Last Updated: Tue Nov 02, 2010 12:05 pm (KSA) 09:05 am (GMT)

Sex scandal Mosley survives as F1 boss

Mosley appeared in a sex tape being beaten by prostitutes (File)
Mosley appeared in a sex tape being beaten by prostitutes (File)

Max Mosley will remain president of Formula One's governing body, the FIA, after winning a vote of confidence Tuesday from its members following his involvement in a sado-masochist sex scandal.

FIA announced that Mosley had won 103 of 169 votes cast during an extraordinary general assembly at FIA headquarters in Paris. Fifty five delegates voted against the motion, with seven abstentions and four invalid votes.

There had been mounting pressure for Mosley to go, from both leading national motorsport federations and also auto industry giants such as BMW, Mercedes, Toyota and Honda which feared for their image and sponsorship money.

But Mosley, 68, who appeared in an Internet video being beaten by prostitutes, will now be able to carry on as FIA president.

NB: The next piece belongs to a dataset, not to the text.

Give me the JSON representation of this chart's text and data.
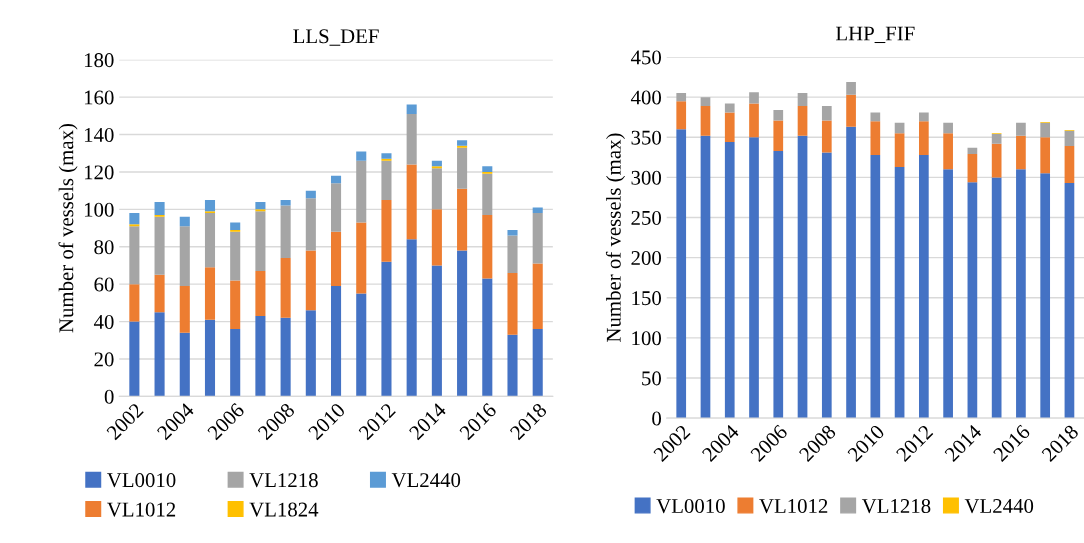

Mosley has admitted taking part in the hours-long orgy with five prostitutes but denied reports that there were Nazi connotations involved and has launched a legal action against the British newspaper, the News of the World.

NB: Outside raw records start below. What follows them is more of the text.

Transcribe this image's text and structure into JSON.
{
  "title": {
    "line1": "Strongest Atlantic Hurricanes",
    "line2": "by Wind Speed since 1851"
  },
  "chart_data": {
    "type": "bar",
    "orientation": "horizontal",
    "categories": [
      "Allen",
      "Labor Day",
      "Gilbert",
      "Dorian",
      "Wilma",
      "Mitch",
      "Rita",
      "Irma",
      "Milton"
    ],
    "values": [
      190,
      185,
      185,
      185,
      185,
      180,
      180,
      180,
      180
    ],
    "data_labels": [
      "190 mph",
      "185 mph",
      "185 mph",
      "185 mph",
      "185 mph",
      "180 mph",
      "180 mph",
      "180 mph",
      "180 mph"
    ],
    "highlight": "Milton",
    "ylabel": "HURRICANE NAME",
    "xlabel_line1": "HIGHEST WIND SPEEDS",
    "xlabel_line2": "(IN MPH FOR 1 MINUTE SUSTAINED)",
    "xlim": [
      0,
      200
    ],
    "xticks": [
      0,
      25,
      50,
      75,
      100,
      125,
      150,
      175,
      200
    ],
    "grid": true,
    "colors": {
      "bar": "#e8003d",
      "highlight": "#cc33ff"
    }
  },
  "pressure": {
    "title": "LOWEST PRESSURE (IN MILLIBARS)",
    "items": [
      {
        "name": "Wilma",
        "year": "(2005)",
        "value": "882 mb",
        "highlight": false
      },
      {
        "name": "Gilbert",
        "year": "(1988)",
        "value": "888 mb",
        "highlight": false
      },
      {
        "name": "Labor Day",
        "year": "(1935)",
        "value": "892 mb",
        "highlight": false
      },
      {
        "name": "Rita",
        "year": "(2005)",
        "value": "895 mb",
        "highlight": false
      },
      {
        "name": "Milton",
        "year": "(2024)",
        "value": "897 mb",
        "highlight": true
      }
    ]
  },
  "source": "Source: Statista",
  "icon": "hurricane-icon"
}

But many Formula One teams have spoken out against the conduct of Mosley, who has been the FIA president for 17 years and whose current mandate expires in October 2009.

Nearly 20 of the 219 national member clubs had called for Mosley's resignation but the Briton still enjoys wide support among small national federations.

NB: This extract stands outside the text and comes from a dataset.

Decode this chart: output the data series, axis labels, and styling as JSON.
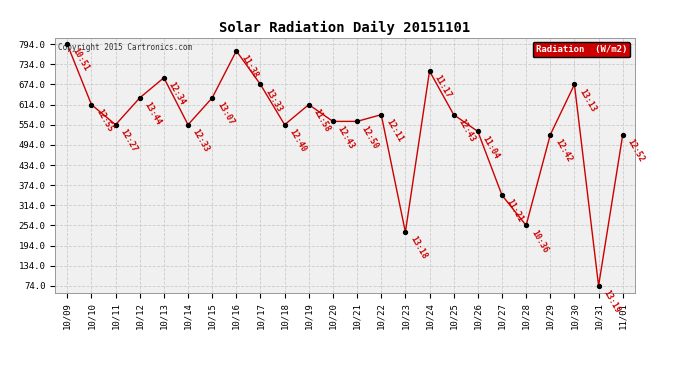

The German motoring federation, ADAC, one of the most outspoken critics of Mosley and Europe's biggest automobile association, were quick to react to the vote: they broke off ties with FIA.

But Formula One supremo Bernie Ecclestone out on a brave face Tuesday.

"It's business as usual as far as I'm concerned," Ecclestone, who represents the sport's commercial rights holders, told Reuters. "I hope it hasn't destabilized sponsors or manufacturers."

Ecclestone, said the commercial rights holders had a 100 year agreement with the FIA regardless of who was president and that would continue unchanged.

However he questioned how effectively Mosley, who has said he will stand down at the end of his term in office in October 2009, might be able to operate.

"I've always said publicly that I thought he (Mosley) should stand down at the end of the year," said Ecclestone.

"It's going to be difficult for him to act as a president of the FIA if the people who said before that they don't want to meet with him maintain that position," added the 77-year-old billionaire.

The FIA represents both motor racing associations and ordinary motoring organizations, with many of the former backing Mosley while the big guns in the latter grouping have been opposed.